Женя... Да, конечно, он уже знал о нем, ты говорила ему, что у тебя был знакомый, сейчас он в армии, но что вы поссорились с ним. И больше ты ничего не хотела говорить об этом, как всегда замолчала, и он не расспрашивал тебя. Но до нынешнего вечера он как-то не придавал значения тому, что где-то был еще и этот Женя.
— Это Женя, — повторила ты, — я тебе говорила о нем. — И в глазах твоих были слезы.
Лучше, искренней, чем была ты в эти минуты, он тебя, кажется, еще не видал. Ты не сдержалась, опустила лицо к столу и расплакалась.

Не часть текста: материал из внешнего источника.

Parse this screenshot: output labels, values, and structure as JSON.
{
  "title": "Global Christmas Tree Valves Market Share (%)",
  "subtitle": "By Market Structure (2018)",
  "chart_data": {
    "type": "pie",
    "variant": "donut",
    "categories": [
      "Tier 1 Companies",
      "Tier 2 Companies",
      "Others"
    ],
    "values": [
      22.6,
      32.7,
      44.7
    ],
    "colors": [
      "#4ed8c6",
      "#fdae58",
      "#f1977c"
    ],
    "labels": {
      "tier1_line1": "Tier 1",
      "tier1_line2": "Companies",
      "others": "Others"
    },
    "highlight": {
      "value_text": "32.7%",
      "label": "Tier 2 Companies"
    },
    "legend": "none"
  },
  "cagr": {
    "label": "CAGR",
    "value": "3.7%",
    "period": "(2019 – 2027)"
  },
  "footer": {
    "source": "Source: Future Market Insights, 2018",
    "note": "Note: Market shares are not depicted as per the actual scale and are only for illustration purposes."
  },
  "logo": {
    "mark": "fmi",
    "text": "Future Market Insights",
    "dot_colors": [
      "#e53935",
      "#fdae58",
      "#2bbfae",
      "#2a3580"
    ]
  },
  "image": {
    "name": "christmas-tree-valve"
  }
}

Кажется, и он в эти минуты был психологом и все хорошо понимал.
Да и что тут было не понимать?! Единственное, что помочь он тебе, при всем-своем желании, ничем не мог. А слова — любые слова — тут были неуместны. И он молчал.
— Пойдем на улицу, — сказала ты.
Кое-как ты уняла слезы, и вы оделись. На кухне мама твоя пристально посмотрела на тебя. Ни сочувствия ее к тебе он не заметил, ни недовольства — только вот этот пристальный оценивающий взгляд.
Погода нынче прескверная: мгла, сырость — даже трудно дышать. Огни редкие, тусклые...
Его увольнение кончалось. Он попросил тебя подождать его и побежал к части. К счастью, офицер оказался хороший, сделал все без лишних слов — еще на час продлил ему увольнительную.
Вышел он — и встретил тебя почти у ворот КПП: ты не стала ждать его у своего дома, шла следам за ним до части.